けれどもちろん子どもの遊び場のようなたのしげなさわぎではなく、怒りくるったような、ふゆかいな騒音です。

この騒音は日ごとにはげしくなって、大都会にあふれるようになりました。

仕事がたのしいかとか、仕事への愛情をもって働いているかなどということは、問題ではなくなりました。

むしろそんな考えは仕事のさまたげになります。
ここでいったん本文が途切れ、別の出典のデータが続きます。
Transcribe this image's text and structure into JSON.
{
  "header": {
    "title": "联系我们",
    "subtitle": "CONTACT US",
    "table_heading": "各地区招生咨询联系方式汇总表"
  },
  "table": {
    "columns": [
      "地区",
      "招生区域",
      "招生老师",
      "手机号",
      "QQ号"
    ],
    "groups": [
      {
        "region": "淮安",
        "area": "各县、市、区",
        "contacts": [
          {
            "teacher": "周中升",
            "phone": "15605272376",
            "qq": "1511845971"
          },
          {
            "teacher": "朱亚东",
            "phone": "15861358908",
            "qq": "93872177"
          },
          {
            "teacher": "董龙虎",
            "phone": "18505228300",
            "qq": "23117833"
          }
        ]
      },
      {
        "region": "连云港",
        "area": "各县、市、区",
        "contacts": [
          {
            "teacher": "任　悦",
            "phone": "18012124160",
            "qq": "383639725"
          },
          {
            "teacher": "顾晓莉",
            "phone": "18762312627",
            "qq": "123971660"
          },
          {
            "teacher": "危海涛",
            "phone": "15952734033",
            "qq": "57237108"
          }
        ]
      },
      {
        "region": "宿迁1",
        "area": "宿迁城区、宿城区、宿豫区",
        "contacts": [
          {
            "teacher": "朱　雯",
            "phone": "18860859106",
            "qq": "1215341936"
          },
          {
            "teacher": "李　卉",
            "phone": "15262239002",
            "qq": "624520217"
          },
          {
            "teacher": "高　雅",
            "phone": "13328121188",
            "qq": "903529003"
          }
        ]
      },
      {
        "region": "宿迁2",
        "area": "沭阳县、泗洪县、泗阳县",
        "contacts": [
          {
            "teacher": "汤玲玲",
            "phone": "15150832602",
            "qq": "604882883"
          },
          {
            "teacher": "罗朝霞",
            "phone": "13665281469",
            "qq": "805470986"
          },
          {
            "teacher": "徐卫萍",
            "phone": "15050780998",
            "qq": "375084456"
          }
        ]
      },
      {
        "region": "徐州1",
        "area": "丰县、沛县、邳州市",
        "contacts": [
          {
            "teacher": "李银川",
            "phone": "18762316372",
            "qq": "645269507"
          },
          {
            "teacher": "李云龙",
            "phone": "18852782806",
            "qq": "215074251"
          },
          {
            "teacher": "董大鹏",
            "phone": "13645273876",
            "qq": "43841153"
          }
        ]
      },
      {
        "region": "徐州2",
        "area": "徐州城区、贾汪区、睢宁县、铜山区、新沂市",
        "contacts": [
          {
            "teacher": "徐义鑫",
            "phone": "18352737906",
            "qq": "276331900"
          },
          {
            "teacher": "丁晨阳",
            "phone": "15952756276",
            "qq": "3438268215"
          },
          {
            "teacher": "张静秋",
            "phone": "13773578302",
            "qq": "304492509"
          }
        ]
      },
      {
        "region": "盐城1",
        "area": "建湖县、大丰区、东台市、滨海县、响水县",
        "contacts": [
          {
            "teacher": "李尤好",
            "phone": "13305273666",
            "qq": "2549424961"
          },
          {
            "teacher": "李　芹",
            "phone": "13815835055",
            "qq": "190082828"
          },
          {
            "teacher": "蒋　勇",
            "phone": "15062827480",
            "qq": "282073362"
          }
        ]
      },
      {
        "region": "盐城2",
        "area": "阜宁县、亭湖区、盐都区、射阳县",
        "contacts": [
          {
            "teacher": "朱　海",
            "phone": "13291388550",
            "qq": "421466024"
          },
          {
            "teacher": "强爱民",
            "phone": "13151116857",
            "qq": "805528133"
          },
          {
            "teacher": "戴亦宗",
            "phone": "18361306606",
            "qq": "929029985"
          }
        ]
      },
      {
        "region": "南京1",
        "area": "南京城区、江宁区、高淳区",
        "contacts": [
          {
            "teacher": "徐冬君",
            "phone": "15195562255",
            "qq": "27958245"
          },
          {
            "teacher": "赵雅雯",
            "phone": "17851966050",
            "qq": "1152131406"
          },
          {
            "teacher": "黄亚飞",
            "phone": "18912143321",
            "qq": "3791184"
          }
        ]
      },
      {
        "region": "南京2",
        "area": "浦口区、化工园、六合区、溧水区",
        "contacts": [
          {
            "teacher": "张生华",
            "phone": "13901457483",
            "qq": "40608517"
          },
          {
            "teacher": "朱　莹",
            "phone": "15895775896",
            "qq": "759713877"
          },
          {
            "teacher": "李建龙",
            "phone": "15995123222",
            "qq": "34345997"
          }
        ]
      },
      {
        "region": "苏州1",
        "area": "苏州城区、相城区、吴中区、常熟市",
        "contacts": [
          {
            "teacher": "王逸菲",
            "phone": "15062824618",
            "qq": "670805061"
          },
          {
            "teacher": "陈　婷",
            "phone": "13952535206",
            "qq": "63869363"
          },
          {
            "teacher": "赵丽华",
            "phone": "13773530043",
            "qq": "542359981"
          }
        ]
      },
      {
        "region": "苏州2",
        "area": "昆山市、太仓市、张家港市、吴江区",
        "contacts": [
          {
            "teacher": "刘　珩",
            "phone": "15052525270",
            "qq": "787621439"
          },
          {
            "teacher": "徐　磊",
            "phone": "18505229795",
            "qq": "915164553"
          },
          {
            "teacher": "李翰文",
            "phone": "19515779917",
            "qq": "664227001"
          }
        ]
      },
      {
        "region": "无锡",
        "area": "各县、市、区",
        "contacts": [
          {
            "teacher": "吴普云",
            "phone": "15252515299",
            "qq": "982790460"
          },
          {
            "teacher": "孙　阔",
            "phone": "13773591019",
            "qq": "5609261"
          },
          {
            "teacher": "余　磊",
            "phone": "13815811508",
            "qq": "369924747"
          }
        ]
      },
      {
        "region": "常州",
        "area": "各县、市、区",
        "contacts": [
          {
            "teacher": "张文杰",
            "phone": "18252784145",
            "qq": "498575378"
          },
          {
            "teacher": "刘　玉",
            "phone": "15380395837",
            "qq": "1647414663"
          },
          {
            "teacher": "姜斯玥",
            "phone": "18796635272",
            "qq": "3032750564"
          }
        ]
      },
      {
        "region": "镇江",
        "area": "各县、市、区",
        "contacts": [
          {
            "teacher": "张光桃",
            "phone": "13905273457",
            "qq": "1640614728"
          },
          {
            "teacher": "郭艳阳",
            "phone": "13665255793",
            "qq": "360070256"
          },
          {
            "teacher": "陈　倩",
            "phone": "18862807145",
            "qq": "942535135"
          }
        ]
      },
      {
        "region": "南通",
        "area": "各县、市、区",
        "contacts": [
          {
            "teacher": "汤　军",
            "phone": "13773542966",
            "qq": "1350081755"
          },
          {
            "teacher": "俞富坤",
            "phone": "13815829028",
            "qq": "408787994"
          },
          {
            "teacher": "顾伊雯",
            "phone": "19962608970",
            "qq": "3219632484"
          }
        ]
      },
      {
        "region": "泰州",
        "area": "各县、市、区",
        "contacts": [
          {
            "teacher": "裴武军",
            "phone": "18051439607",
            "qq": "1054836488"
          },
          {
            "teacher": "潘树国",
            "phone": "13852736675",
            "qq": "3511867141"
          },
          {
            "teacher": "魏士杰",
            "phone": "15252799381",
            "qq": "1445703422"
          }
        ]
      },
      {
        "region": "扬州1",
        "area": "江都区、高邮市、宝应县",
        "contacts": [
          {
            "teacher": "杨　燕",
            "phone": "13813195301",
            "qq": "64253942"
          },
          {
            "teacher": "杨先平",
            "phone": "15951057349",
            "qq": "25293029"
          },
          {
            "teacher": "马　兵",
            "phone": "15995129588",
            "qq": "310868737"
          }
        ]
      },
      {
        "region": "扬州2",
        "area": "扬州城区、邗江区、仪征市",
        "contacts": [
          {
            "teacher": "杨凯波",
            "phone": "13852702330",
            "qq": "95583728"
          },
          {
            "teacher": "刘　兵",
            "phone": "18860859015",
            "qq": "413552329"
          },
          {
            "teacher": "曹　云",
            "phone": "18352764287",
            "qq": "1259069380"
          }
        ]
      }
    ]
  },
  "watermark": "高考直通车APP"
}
大事なことはただひとつ、できるだけ短時間に、できるだけたくさんの仕事をすることです。

ミヒャエルエンデ著 ~モモ~より引用

時間をケチケチすることで、ほんとうはぜんぜんべつのなにかをケチケチしているということには、だれひとり気がついていないようでした。

自分たちの生活が日ごとに貧しくなり、日ごとに画一的になり、日ごとに冷たくなっていることを、だれひとり認めようとはしませんでした。

でも、それをはっきり感じはじめていたのは子どもたちでした。

というのは、子どもにかまってくれる時間のある大人が、もう1人もいなくなってしまったからです。

けれど時間とは、生きるということ、そのものなのです。そして人のいのちは心を住み処としているのです。

人間が時間を節約すればするほど、生活はやせほそっていくのです。

ミヒャエルエンデ著 ~モモより引用~

まとめ

何かを変えていくには根を育てる時間が必要です。

「自分を変えたい」と思ったとき、3カ月間は「何も変わらない自分」との戦いになるでしょう。

「変えたい」と思っても「何も変わらない」現実が苦しいことです。しかし、「心の中で大切な根が育っている」と感じることで、変わらない時間にだって希望を見出せるはずです。

「タイムパフォーマンス」という言葉が生まれた時代だからこそ、「根を育てる時間」を大切にしていきたいと感じます。

ここまでお読みいただき、ありがとうございました。